MATERIALS AND METHODS

Samples.

A total of 302 selected deidentified remnant stool samples in Cary-Blair medium submitted for routine clinical testing by the Xpert assay were included in the study. Samples tested by the Xpert assay were deidentified and renumbered to mask the identity of the subject to the operators and investigator. The comparator method’s result prior to study testing was not known to the operators.

Study design.

This prospective comparison study was performed at Northwell Health Laboratories (Lake Success, NY, USA) under an institutional review board (IRB)-approved protocol (Feinstein Institutes for Medical Research; no. 17-08-269-03). Deidentified remnant stool samples submitted for routine clinical testing by the Xpert assay were collected between 1 July and 15 October 2017. The samples were subsequently tested by the Aries and the BD Max assays. Any disagreement between all three NAATs was further investigated by toxin gene sequencing.

Molecular testing.

All assays were performed according to the individual manufacturer’s instructions. For the Aries assay, unpreserved, raw stool samples were preprocessed using the Aries stool resuspension kit. Eight hundred microliters of Aries stool resuspension buffer was added to a 2-ml Aries stool resuspension tube. The primary stool sample (∼160 μl) was added using the Aries stool resuspension swab. The tube was vortexed for 15 s and centrifuged at 2,000 × g for 30 s. A total of 200 μl of the preprocessed stool was pipetted into the sample chamber of the Aries C. difficile assay cassette. The cassette was then placed into an Aries magazine, which was inserted into an Aries system. Internal scanning automatically associates the preloaded Aries C. difficile assay program with the cassette. Once the run is initiated, nucleic acid from the sample is extracted, purified, and amplified automatically within the Aries system and the C. difficile assay cassette. The total assay time, including extraction and PCR cycling, is approximately 2 h. Following completion, the results were reported as either toxigenic C. difficile positive, negative, or invalid. None of the samples underwent a freeze-thaw cycle, and all samples remaining after testing were frozen at less than –70°C for discordant analysis and/or confirmatory testing as needed.

Discordant analysis.

All samples that showed disagreement with any of the three NAATs were further investigated using an alternative PCR with subsequent bidirectional sequencing. A 10-μl loopful (approximately 100 to 150 mg) of the stool sample was pretreated in 1 ml of easyMAG lysis buffer (bioMérieux, Inc., Durham, NC), 850 μl of the pretreated stool was extracted using the bioMérieux the NucliSENS easyMAG system, and 5 μl of the extracted nucleic acids was subjected to singleplex PCR. Bidirectional sequencing was performed using M13-tagged forward and reverse primers that targeted different regions of tcdA and tcdB than did the Aries C. difficile assay.
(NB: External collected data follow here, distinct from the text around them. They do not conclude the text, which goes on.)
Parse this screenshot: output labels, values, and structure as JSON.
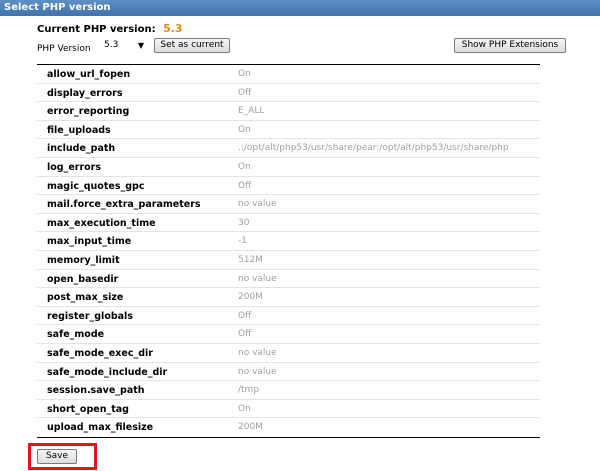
{
  "header": {
    "title": "Select PHP version"
  },
  "current": {
    "label": "Current PHP version:",
    "version": "5.3"
  },
  "controls": {
    "php_version_label": "PHP Version",
    "php_version_selected": "5.3",
    "set_current_label": "Set as current",
    "show_extensions_label": "Show PHP Extensions"
  },
  "options": [
    {
      "name": "allow_url_fopen",
      "value": "On"
    },
    {
      "name": "display_errors",
      "value": "Off"
    },
    {
      "name": "error_reporting",
      "value": "E_ALL"
    },
    {
      "name": "file_uploads",
      "value": "On"
    },
    {
      "name": "include_path",
      "value": ".:/opt/alt/php53/usr/share/pear:/opt/alt/php53/usr/share/php"
    },
    {
      "name": "log_errors",
      "value": "On"
    },
    {
      "name": "magic_quotes_gpc",
      "value": "Off"
    },
    {
      "name": "mail.force_extra_parameters",
      "value": "no value"
    },
    {
      "name": "max_execution_time",
      "value": "30"
    },
    {
      "name": "max_input_time",
      "value": "-1"
    },
    {
      "name": "memory_limit",
      "value": "512M"
    },
    {
      "name": "open_basedir",
      "value": "no value"
    },
    {
      "name": "post_max_size",
      "value": "200M"
    },
    {
      "name": "register_globals",
      "value": "Off"
    },
    {
      "name": "safe_mode",
      "value": "Off"
    },
    {
      "name": "safe_mode_exec_dir",
      "value": "no value"
    },
    {
      "name": "safe_mode_include_dir",
      "value": "no value"
    },
    {
      "name": "session.save_path",
      "value": "/tmp"
    },
    {
      "name": "short_open_tag",
      "value": "On"
    },
    {
      "name": "upload_max_filesize",
      "value": "200M"
    }
  ],
  "footer": {
    "save_label": "Save"
  },
  "colors": {
    "title_bar": "#4a7db8",
    "version_accent": "#e08a1e",
    "highlight": "#e0141a"
  }
}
Following PCR, unincorporated primers and deoxynucleoside triphosphates (dNTPs) were removed by treatment with exonuclease I and shrimp alkaline phosphatase (Thermo Fisher Scientific, Waltham, MA). The BigDye Terminator v3.1 cycle sequencing kit (Thermo Fisher) was used to perform dye-labeled terminator cycle sequencing with detection on the 3730xl analyzer (Thermo Fisher). BLAST analysis (NCBI) was conducted for sequences that were at least 200 bases in length, had a Phred score greater than or equal to 20 for at least 90% of the bases, and contained fewer than 5% ambiguous base calls. Sequences with greater than 95% query coverage and identity and an expected value (E value) of less than 10−30 compared to the reference sequence were considered positive. A weak-positive result may be obtained if the sequence that was generated was specific to the target but was only 100 to 199 nucleotides or was only detected in one direction.

Time and motion analysis.

Workflow analysis of the Xpert, BD Max, and Aries assays was conducted on a single day. The workflow analysis was performed for different run sizes (one, six, and 12 samples) to mimic potential different work processes and volumes at other institutions. The following parameters were included: (i) hands-on time (HoT), including manual steps such as sample setup, initiation of the instrument, postrun tasks, and result reporting; and (ii) total turnaround time (TAT), including HoT and hands-off or automation time (AuT). The times required for the different phases of the assay were recorded by two observers independent of performing the assay. All assays were performed by experienced medical technologists who were familiar with the instruments and had prior training on the assay procedures.

Statistical analysis.

The results were analyzed to determine the positive percent agreement (PPA) (no. of true positives/[no. of true positives + no. of false negatives]), negative percent agreement (NPA) (no. of true negatives/[no. of true negatives + no. of false positives]), and the overall percent agreement for Aries with each of the comparator platforms. True positivity/negativity was determined as two of three positives/negatives by any assay. Ninety-five percent confidence intervals (CIs), including continuity corrections, were calculated according to the procedure described by Newcombe (6) and outlined by Wilson (7).

RESULTS

Analytical performance.

Of the 302 samples included in this study, 55 (18.2%) samples were positive, and 234 (77.5%) samples were negative for C. difficile by all three assays. A total of 62 (20.5%) samples were positive by the Xpert assay, 61 (20.2%) samples were positive by the Aries assay, and 56 (18.5%) samples were positive by the BD Max assay (Table 1). The PPA, NPA, and overall agreement between the Aries and Xpert assays were 95.2% (59/62; 95% CI, 85.6% to 98.7%), 99.2% (238/240; 95% CI, 96.7% to 99.9%), and 98.3% (297/302), respectively (Table 2). The PPA, NPA, and overall agreement between the Aries and BD Max assays were 98.2% (55/56; 95% CI, 89.2% to 99.9%), 97.5% (236/242; 95% CI, 94.4% to 98.9%), and 97.7% (291/298), respectively (Table 3).
TABLE 1

Analysis of test results for all samples using the Aries, Xpert, and BD Max assays

SampleResult by assay
AriesXpertBD Max
55+++
4++
2+
2+
1++
3Invalida
1Not determinedb
234

These specimens remained invalid after repeat testing.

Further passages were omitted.